What are the characteristics of a good measurement tool? An intuitive answer to this question is that the tool should be an accurate counter or indicator of what we are interested in measuring.
In addition, it should be easy and efficient to use. There are three (3) major criteria for evaluating a measurement tool:
- Validity: This refers to the extent to which a test measures what we actually wish to measure.
- Reliability: has to do with the accuracy and precision of a measurement procedure.
- Practicality: is concerned with a wide range of factors of economy, convenience, and interpretability.
Validity in research
Validity in research is achieved through the internal and external validity of the study.
Internal validity: This refers to the outcome of the study as based on the function of the program, a study has internal validity if the outcome of the study is a function of the approach being tested rather than results of the causes not systematically dealt with.

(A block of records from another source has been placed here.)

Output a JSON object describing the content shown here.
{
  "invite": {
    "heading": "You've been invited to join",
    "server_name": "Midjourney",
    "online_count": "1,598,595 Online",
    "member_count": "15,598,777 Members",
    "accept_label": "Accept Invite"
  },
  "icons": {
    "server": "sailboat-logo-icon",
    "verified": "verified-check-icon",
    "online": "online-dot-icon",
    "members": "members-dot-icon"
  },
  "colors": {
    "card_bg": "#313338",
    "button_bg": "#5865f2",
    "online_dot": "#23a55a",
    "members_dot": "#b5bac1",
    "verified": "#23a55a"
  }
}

Internal validity is justified by the conclusions we have as researchers when we have been able to control the threats of other variables (i.e intervening variables, or moderating variables or extraneous variables). The more you reduce the nuisances (other variables) affecting the study, the more you attain the internal validity. There are three widely accepted classification of internal validity:
- content validity
- criterion – related validity
- construct validity
1. Content validity
The content validity of a measuring instrument is the extent to which it provides adequate coverage of the topic under study. If the instrument contains a representative sample of the universe of subject matter of interest, then content validity is good. To evaluate the content validity of an instrument, one must first agree on what elements constitute adequate coverage of the problem.
Criterion-related validity reflects the success of measures used for prediction or estimation. You may want to predict an outcome or estimate the existence of a current behaviour or condition. These are predictive and concurrent validity, respectively. They differ only in a time perspective. An opinion questionnaire that correctly forecasts the outcome of a union election has predictive validity. An observational method that correctly categorizes families by current income class has concurrent validity. While these examples appear to have simple and ambiguous validity criteria, there are difficulties in estimating validity. Consider the problem of estimating family income. There clearly is a knowable true income for every family. However, we may find it difficult to secure this figure. Thus, while the criterion is conceptually clear, it may be unavailable.

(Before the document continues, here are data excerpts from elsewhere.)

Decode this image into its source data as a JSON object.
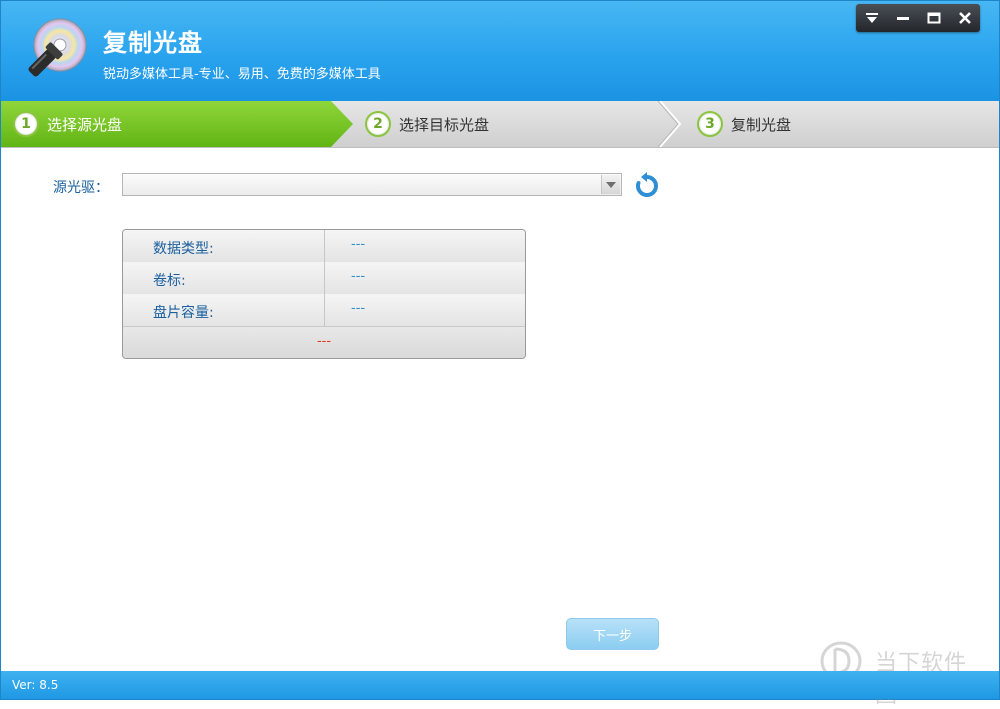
{
  "app": {
    "title": "复制光盘",
    "subtitle": "锐动多媒体工具-专业、易用、免费的多媒体工具",
    "logo_icon": "cd-flashlight-icon"
  },
  "window_controls": {
    "menu_icon": "dropdown-menu-icon",
    "minimize_icon": "minimize-icon",
    "maximize_icon": "maximize-icon",
    "close_icon": "close-icon"
  },
  "steps": [
    {
      "number": "1",
      "label": "选择源光盘",
      "active": true
    },
    {
      "number": "2",
      "label": "选择目标光盘",
      "active": false
    },
    {
      "number": "3",
      "label": "复制光盘",
      "active": false
    }
  ],
  "source": {
    "label": "源光驱：",
    "selected": "",
    "refresh_icon": "refresh-icon"
  },
  "info": {
    "rows": [
      {
        "key": "数据类型:",
        "value": "---"
      },
      {
        "key": "卷标:",
        "value": "---"
      },
      {
        "key": "盘片容量:",
        "value": "---"
      }
    ],
    "footer": "---"
  },
  "next_button": {
    "label": "下一步"
  },
  "watermark": {
    "text": "当下软件园"
  },
  "status": {
    "version": "Ver: 8.5"
  },
  "colors": {
    "header": "#2aa3ee",
    "step_active": "#62b414",
    "accent_text": "#1a5f9e",
    "footer_value": "#e23b1a"
  }
}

One may also wish to measure or infer the presence of abstract characteristics for which no empirical validation seems possible. Attitude scales and aptitude and personality tests generally concern concepts that fall in this category. Although this situation is much more difficult, some assurance is still needed that the measurement has an acceptable degree of validity. In attempting to evaluate construct validity, we consider both the theory and the measuring instrument being used. If we were interested in measuring the effect of ceremony on organizational culture, the way in which ceremony was operationally defined would have to correspond to an empirically grounded theory. Once assured that the construct was meaningful in a theoretical sense, we would next investigate the adequacy of the instrument. If a known measure of ceremony in organizational culture was available, we might correlate the results
obtained using this measure with those derived from our new instrument. Such an approach would provide us with preliminary indications of convergent validity.

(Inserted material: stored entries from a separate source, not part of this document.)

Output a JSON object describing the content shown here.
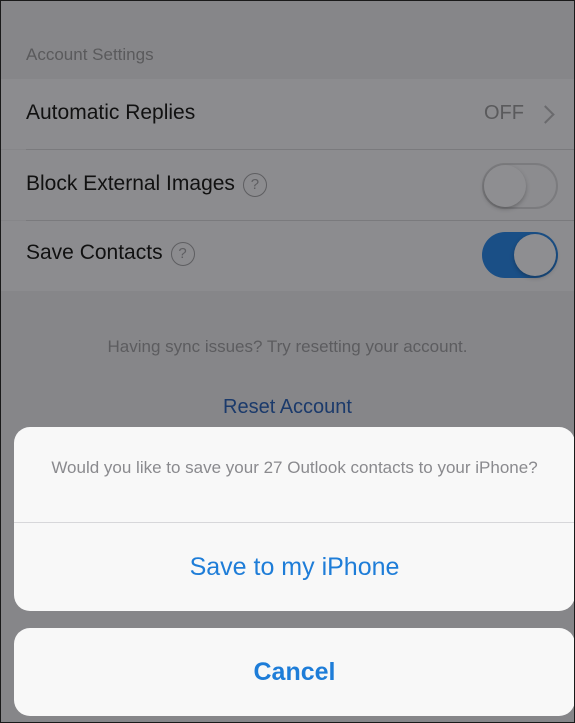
{
  "settings": {
    "section_header": "Account Settings",
    "rows": [
      {
        "label": "Automatic Replies",
        "value": "OFF"
      },
      {
        "label": "Block External Images",
        "help": "?",
        "toggle": "off"
      },
      {
        "label": "Save Contacts",
        "help": "?",
        "toggle": "on"
      }
    ],
    "sync_text": "Having sync issues? Try resetting your account.",
    "reset_label": "Reset Account"
  },
  "action_sheet": {
    "message": "Would you like to save your 27 Outlook contacts to your iPhone?",
    "action_label": "Save to my iPhone",
    "cancel_label": "Cancel"
  },
  "colors": {
    "accent": "#1e7dd8",
    "toggle_on": "#1a4f86"
  }
}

Reliability means many things to many people, but in most contexts the notion of consistency emerges. A measure is reliable to the degree that it supplies consistent results. Reliability is a contributor to validity and is a necessary but not sufficient condition for validity. The relationship between reliability and validity can be simply illustrated with the use of a bathroom scale. If the scale measures your weight correctly (using a concurrent criterion such as a scale known to be accurate), then it is both reliable and valid. If it consistently overweighs you by six pounds, then the scale is reliable but not valid. If the scale measures erratically from time to
time, then it is not reliable and therefore cannot be valid.
Reliability is concerned with estimates of the degree to which a measurement is free of random or unstable error. It is not as valuable as validity determination, but it is much easier to assess. Reliable instruments can be used with confidence that transient and situational factors are not interfering. Reliable instruments are robust; they work well at different times under different conditions.